Can a computer pass the “teacher Turing test”?


Have you ever spent any time with Eliza? You can reach her at this link. Eliza was one of the earliest attempts at artificial intelligence and natural language processing: building a computer program that can use language and interact in a conversation, more or less like a human. (The ultimate test of artificial intelligence, as posed by Alan Turing, is the creation of a computer that can carry on a conversation so well that its human interlocutor can’t tell the difference).

The program was written in the 1960s at MIT and embedded with a script following humanistic Rogerian psychotherapy. While Eliza is simply parsing your inputs and coming back with canned responses, (“I feel lonely.” “Why do you say that you feel lonely?”) interacting with it can often feel startlingly authentic, even therapeutic. New versions of Eliza are in use today for customer service.

Today AI is progressing, most visibly in voice recognition and assistance software like the Siri app for the iPhone. Siri was built to answer questions. Some of the scientists behind Siri are currently working for an educational gaming company, Kuato Studios, on a sort of universal tutoring platform: a computer teacher.

To do this they’ve enlisted the services of a real teacher, David Miller, a Scotsman who was Teacher of the Year in the UK in 2008. Miller has a background in music and English and was known in the classroom for orchestrating elaborate multimedia experiences to bring a poem or work of literature to life.

“For me real learning is a mano a mano, eye to eye event,” he says. “But we’re working really hard, myself and my learning team, with the AI people, in order to create an intelligence that in some ways is mimicking a teacher: offering encouragement, intelligent responses, feedback, even a bit of humor.”

To carry on a conversation that elicits learning is really at the fringes of what technology can do, so many of the interactions have to be couched very carefully. Let’s say the lesson is biology.

“You can’t just freely ask a child to say what a cell is,” says Miller. “You’re hit with all manner of problems with the way she might phrase the answer. Would she just be giving keywords? And can she properly put it all together? So that the interactions have to be very granular.” For example, the program could show them a picture of the cell, and ask them to talk about each part in turn, its name and its function. “It’s about taking apart the watch of the mind and putting it back together step by step.”

Besides evaluating simple right or wrong answers, the tutoring platform can monitor things like response time and speed of keystrokes, to check the child’s attention and engagement, and offer immediate feedback, encouragement, or even a flash of cheek. As Miller phrases it in his own culturally specific way, “You might tell them ‘Brilliant! Spot on!’” Or if they took three or four ‘nudges’ or hints to get the answer, “You didn’t really cover yourself in glory there.” 

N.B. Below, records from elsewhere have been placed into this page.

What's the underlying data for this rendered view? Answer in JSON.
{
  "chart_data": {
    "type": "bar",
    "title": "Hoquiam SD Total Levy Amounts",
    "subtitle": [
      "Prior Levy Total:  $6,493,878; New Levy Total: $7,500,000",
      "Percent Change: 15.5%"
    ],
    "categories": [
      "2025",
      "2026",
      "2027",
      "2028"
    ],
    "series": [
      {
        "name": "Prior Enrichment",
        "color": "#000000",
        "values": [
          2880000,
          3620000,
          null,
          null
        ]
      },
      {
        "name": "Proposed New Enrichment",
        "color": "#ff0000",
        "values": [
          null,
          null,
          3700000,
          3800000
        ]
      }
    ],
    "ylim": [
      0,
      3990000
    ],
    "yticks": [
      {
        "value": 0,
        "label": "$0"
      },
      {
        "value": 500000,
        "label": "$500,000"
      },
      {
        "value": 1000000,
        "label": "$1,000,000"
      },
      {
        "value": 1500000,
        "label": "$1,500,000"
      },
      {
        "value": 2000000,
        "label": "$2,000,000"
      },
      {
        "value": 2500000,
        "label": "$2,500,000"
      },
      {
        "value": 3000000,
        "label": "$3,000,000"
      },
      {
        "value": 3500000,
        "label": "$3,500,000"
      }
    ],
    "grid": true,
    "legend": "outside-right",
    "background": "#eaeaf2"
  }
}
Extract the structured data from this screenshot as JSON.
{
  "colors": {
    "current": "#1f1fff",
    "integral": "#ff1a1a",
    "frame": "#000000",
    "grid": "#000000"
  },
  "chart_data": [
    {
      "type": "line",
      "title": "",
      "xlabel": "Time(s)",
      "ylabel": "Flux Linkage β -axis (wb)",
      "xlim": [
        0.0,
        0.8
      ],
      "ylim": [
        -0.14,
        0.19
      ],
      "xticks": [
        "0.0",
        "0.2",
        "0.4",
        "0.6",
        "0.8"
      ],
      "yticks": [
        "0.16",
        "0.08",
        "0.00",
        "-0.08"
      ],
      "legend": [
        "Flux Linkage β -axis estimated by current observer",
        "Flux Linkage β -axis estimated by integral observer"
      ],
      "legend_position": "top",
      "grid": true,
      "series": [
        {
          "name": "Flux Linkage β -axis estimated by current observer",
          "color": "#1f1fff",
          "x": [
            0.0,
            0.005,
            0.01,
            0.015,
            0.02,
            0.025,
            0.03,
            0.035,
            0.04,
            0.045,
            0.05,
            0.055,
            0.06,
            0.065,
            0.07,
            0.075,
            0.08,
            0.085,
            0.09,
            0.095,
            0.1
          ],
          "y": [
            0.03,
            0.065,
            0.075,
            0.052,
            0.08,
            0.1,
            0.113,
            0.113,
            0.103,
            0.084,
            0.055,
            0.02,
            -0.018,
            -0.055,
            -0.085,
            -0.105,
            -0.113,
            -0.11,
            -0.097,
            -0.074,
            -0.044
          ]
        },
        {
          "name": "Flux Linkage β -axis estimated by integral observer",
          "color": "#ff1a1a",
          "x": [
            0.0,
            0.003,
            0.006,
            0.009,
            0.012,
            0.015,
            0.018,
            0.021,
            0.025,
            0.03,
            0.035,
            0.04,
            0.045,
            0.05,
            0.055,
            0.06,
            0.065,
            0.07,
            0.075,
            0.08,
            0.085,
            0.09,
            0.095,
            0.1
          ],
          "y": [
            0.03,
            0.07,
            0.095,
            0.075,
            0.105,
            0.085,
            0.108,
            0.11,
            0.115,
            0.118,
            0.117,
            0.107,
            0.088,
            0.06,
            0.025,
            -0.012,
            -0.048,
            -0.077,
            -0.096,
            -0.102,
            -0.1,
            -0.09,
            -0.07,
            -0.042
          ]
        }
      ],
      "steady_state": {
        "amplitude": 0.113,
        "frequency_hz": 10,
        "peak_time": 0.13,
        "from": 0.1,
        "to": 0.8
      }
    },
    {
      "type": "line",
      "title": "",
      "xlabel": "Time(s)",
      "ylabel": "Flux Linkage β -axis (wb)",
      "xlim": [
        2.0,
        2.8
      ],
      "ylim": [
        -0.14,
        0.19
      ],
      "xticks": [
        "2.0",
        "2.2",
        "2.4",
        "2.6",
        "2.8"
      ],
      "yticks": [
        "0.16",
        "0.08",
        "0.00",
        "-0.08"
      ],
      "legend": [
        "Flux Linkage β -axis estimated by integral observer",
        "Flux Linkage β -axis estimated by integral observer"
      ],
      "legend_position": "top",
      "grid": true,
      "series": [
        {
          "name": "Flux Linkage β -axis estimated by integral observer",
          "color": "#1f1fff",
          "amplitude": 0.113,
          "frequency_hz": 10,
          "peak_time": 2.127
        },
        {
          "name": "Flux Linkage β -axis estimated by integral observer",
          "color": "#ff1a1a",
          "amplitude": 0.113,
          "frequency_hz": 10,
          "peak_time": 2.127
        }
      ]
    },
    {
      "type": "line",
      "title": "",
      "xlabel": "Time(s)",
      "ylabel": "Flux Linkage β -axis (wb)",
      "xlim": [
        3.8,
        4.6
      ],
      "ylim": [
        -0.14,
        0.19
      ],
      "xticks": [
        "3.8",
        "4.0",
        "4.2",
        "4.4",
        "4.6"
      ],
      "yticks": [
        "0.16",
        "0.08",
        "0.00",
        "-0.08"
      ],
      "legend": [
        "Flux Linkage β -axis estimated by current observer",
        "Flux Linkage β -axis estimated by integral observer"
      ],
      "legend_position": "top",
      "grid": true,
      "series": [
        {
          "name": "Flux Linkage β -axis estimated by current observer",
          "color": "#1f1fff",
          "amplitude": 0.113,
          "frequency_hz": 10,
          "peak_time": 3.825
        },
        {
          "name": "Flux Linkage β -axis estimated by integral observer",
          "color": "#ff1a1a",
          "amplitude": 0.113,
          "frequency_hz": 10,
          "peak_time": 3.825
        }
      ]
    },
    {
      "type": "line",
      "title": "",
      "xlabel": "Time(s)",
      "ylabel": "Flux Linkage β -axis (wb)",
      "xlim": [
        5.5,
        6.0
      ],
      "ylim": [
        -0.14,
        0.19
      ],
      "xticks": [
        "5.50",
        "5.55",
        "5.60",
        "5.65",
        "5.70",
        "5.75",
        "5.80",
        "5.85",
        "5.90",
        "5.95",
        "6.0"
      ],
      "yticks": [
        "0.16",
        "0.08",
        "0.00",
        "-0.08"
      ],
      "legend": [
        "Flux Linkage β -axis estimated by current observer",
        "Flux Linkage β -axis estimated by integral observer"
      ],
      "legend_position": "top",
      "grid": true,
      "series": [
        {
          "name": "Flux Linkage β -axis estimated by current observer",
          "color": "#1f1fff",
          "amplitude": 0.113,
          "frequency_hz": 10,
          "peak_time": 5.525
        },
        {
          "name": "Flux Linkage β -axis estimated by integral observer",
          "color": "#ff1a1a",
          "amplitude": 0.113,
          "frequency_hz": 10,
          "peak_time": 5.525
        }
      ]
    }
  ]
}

The first iteration of the platform will be out later this year, an immersive, game-like environment set on a spaceship, where the player interacts with an “onboard” computer who helps them learn about the simulated world around them. Eventually, says Miller, the vision is a platform able to be loaded with any ontology–any large body of knowledge, from 19th century French literature to medical anatomy to architecture–and “teach” that knowledge–or at least, create scenarios where the children can learn it.

Miller, who even in a short conversation comes alive with empathy and passion for the arts, is the first person to admit he’s an odd one to find himself embracing the latest technology to create a computer version of himself. “There’s nothing I love beter than standing in front of 30 kids and holding them in the palm of my hand with the power of communication, and the twinkle in the eye,” he says. “It’s such an extraordinary chemistry, the whole business of teacher to student–making them feel they’ll do better if they try harder.” But, he says, there’s an untapped opportunity to transform the technology that we and our children use all the time into a portal to the love of learning–a tool that students could really have a relationship with. A lot of the magic, of course, is found in the student’s imagination.

“We’re asking a child to trust a machine. We trust technology to answer questions like where should I eat tonight? But to entrust our children to a machine it has to really delicately be achieved and developed. I’m a very passionate, human oriented person, but I think it’s quite fun, and I find myself in a place where I want to use machines to develop another level of humanity to help children learn.”